The scientific method of stovepipe 1, lateral leg lifting to eliminate fat on the inner thigh.
Leg-lifting exercises can exercise the muscles inside the calf, help burn fat and eliminate the fat inside the thigh. Lie on your side, one hand on the yoga mat, one hand on your waist, the other leg on your side, and 20 in a group.
2. Kick back to eliminate the fat on the inner thigh.
Kicking is also one of the most effective ways to thin the inner thigh fat. Don't kick back too fast. After kicking the leg backwards, bend the leg and lift it to the waist, then return to the original position and repeat the exercise.
3. Press the side leg to eliminate the fat on the inner thigh.
Leg press has positive pressure legs, lateral leg press and posterior leg press. Among them, leg press can exercise to the inner thigh most. Body side to the floor, left leg bent, right foot extended, feet on the ground. Be careful not to bend your right leg and knee, hold on for 30 seconds and change your other foot.
4. Lift your arms sideways and squat to eliminate the fat on the inner thigh.
When you finish this action, please focus on the inner thigh instead of the hip.

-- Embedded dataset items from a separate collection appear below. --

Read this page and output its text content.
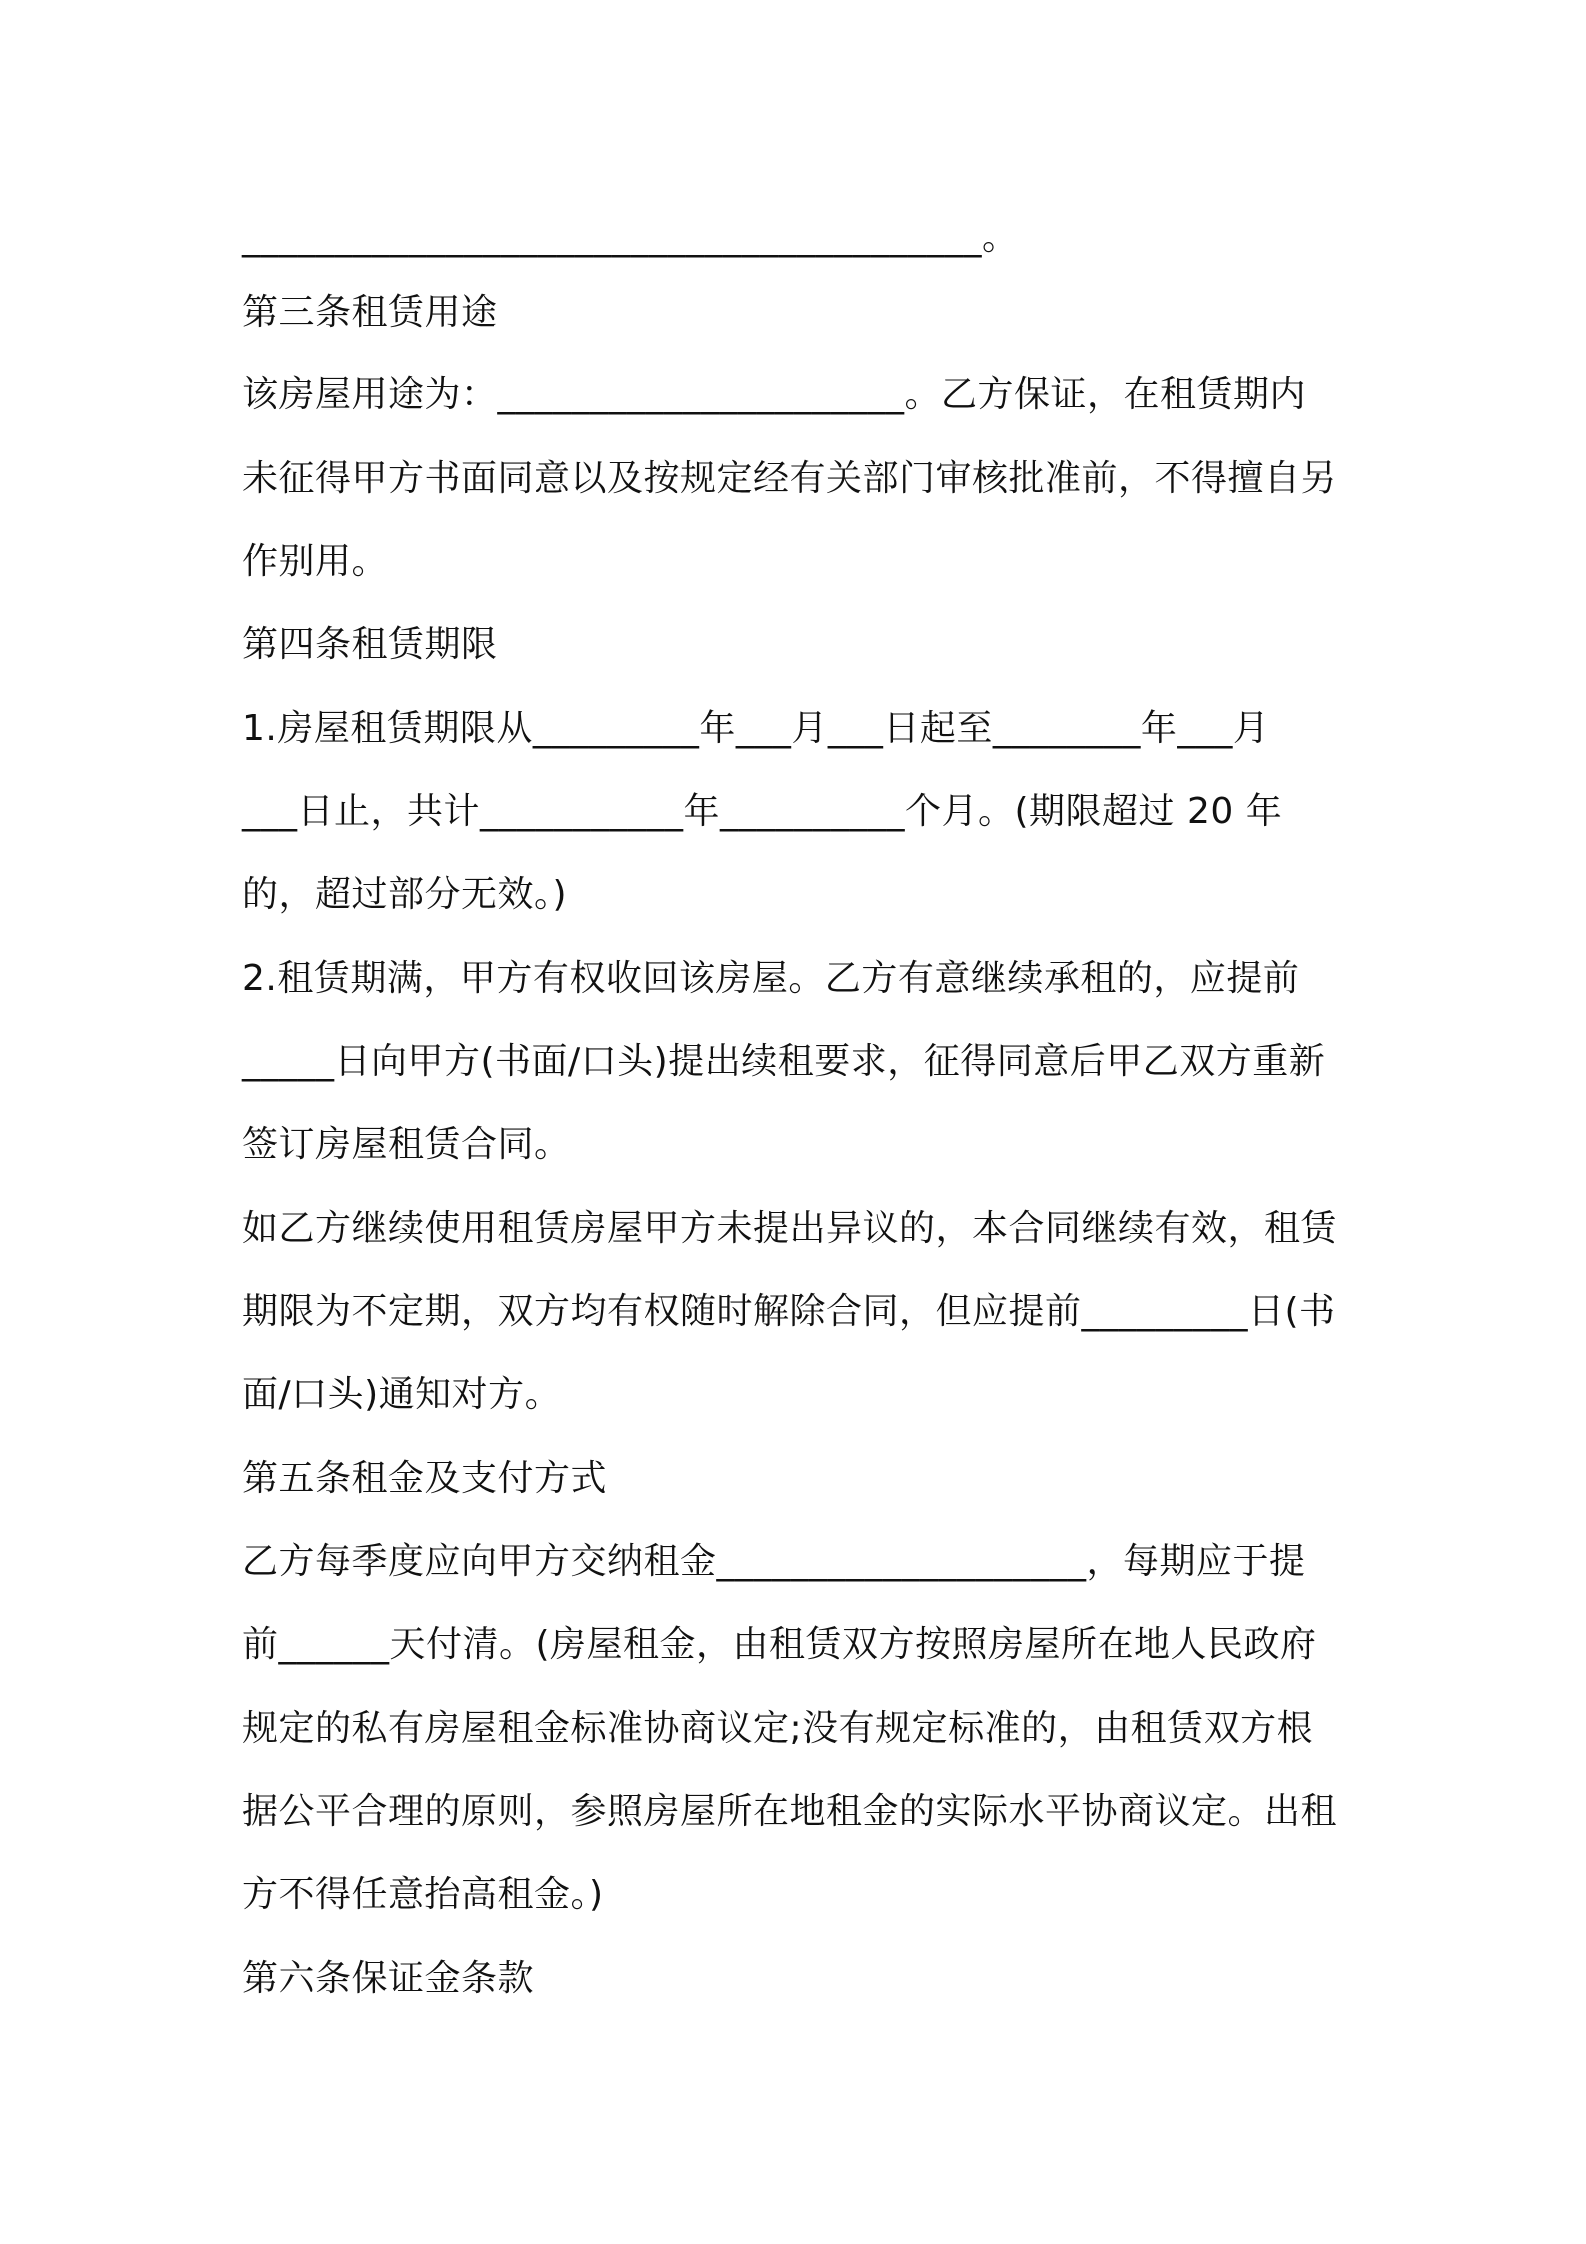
________________________________________。
第三条租赁用途
该房屋用途为：______________________。乙方保证，在租赁期内
未征得甲方书面同意以及按规定经有关部门审核批准前，不得擅自另
作别用。
第四条租赁期限
1.房屋租赁期限从_________年___月___日起至________年___月
___日止，共计___________年__________个月。(期限超过 20 年
的，超过部分无效。)
2.租赁期满，甲方有权收回该房屋。乙方有意继续承租的，应提前
_____日向甲方(书面/口头)提出续租要求，征得同意后甲乙双方重新
签订房屋租赁合同。
如乙方继续使用租赁房屋甲方未提出异议的，本合同继续有效，租赁
期限为不定期，双方均有权随时解除合同，但应提前_________日(书
面/口头)通知对方。
第五条租金及支付方式
乙方每季度应向甲方交纳租金____________________，每期应于提
前______天付清。(房屋租金，由租赁双方按照房屋所在地人民政府
规定的私有房屋租金标准协商议定;没有规定标准的，由租赁双方根
据公平合理的原则，参照房屋所在地租金的实际水平协商议定。出租
方不得任意抬高租金。)
第六条保证金条款
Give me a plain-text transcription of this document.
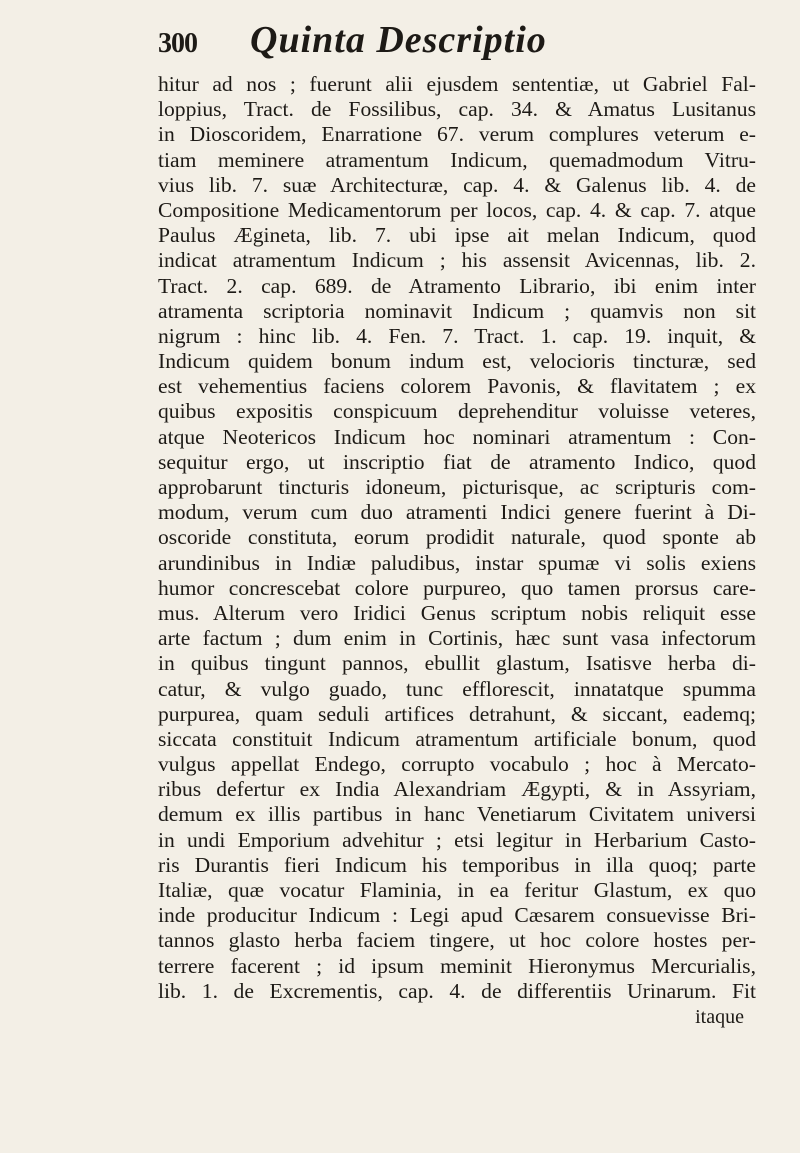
300	Quinta Descriptio
hitur ad nos ; fuerunt alii ejusdem sententiæ, ut Gabriel Fal-
loppius, Tract. de Fossilibus, cap. 34. & Amatus Lusitanus
in Dioscoridem, Enarratione 67. verum complures veterum e-
tiam meminere atramentum Indicum, quemadmodum Vitru-
vius lib. 7. suæ Architecturæ, cap. 4. & Galenus lib. 4. de
Compositione Medicamentorum per locos, cap. 4. & cap. 7. atque
Paulus Ægineta, lib. 7. ubi ipse ait melan Indicum, quod
indicat atramentum Indicum ; his assensit Avicennas, lib. 2.
Tract. 2. cap. 689. de Atramento Librario, ibi enim inter
atramenta scriptoria nominavit Indicum ; quamvis non sit
nigrum : hinc lib. 4. Fen. 7. Tract. 1. cap. 19. inquit, &
Indicum quidem bonum indum est, velocioris tincturæ, sed
est vehementius faciens colorem Pavonis, & flavitatem ; ex
quibus expositis conspicuum deprehenditur voluisse veteres,
atque Neotericos Indicum hoc nominari atramentum : Con-
sequitur ergo, ut inscriptio fiat de atramento Indico, quod
approbarunt tincturis idoneum, picturisque, ac scripturis com-
modum, verum cum duo atramenti Indici genere fuerint à Di-
oscoride constituta, eorum prodidit naturale, quod sponte ab
arundinibus in Indiæ paludibus, instar spumæ vi solis exiens
humor concrescebat colore purpureo, quo tamen prorsus care-
mus. Alterum vero Iridici Genus scriptum nobis reliquit esse
arte factum ; dum enim in Cortinis, hæc sunt vasa infectorum
in quibus tingunt pannos, ebullit glastum, Isatisve herba di-
catur, & vulgo guado, tunc efflorescit, innatatque spumma
purpurea, quam seduli artifices detrahunt, & siccant, eademq;
siccata constituit Indicum atramentum artificiale bonum, quod
vulgus appellat Endego, corrupto vocabulo ; hoc à Mercato-
ribus defertur ex India Alexandriam Ægypti, & in Assyriam,
demum ex illis partibus in hanc Venetiarum Civitatem universi
in undi Emporium advehitur ; etsi legitur in Herbarium Casto-
ris Durantis fieri Indicum his temporibus in illa quoq; parte
Italiæ, quæ vocatur Flaminia, in ea feritur Glastum, ex quo
inde producitur Indicum : Legi apud Cæsarem consuevisse Bri-
tannos glasto herba faciem tingere, ut hoc colore hostes per-
terrere facerent ; id ipsum meminit Hieronymus Mercurialis,
lib. 1. de Excrementis, cap. 4. de differentiis Urinarum. Fit
itaque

Stand with your legs apart, shoulder width apart, and your toes slightly outward. Hold the dumbbell with both hands and squat slowly until you feel your knees directly above your ankles. Raise your arms at your sides at the same time until you are close to shoulder height. The dumbbell in your hand should be on the same vertical line with your calf, and you should be able to see the dumbbell in your hand in your field of vision.
Retract, stand upright and return to the starting position. Three groups, each group 15 times.
5. The glider lunges to eliminate the fat on the inner thigh.
This sport mainly affects the legs and buttocks. When you slide your legs back and forth, your inner thigh muscles are also exercised.
Stand up straight, spread your feet slightly and let your right foot step on the plastic cover. Half clenched hands, palms facing each other. When you finish the whole movement, always put your hand on your chest to help you keep your balance.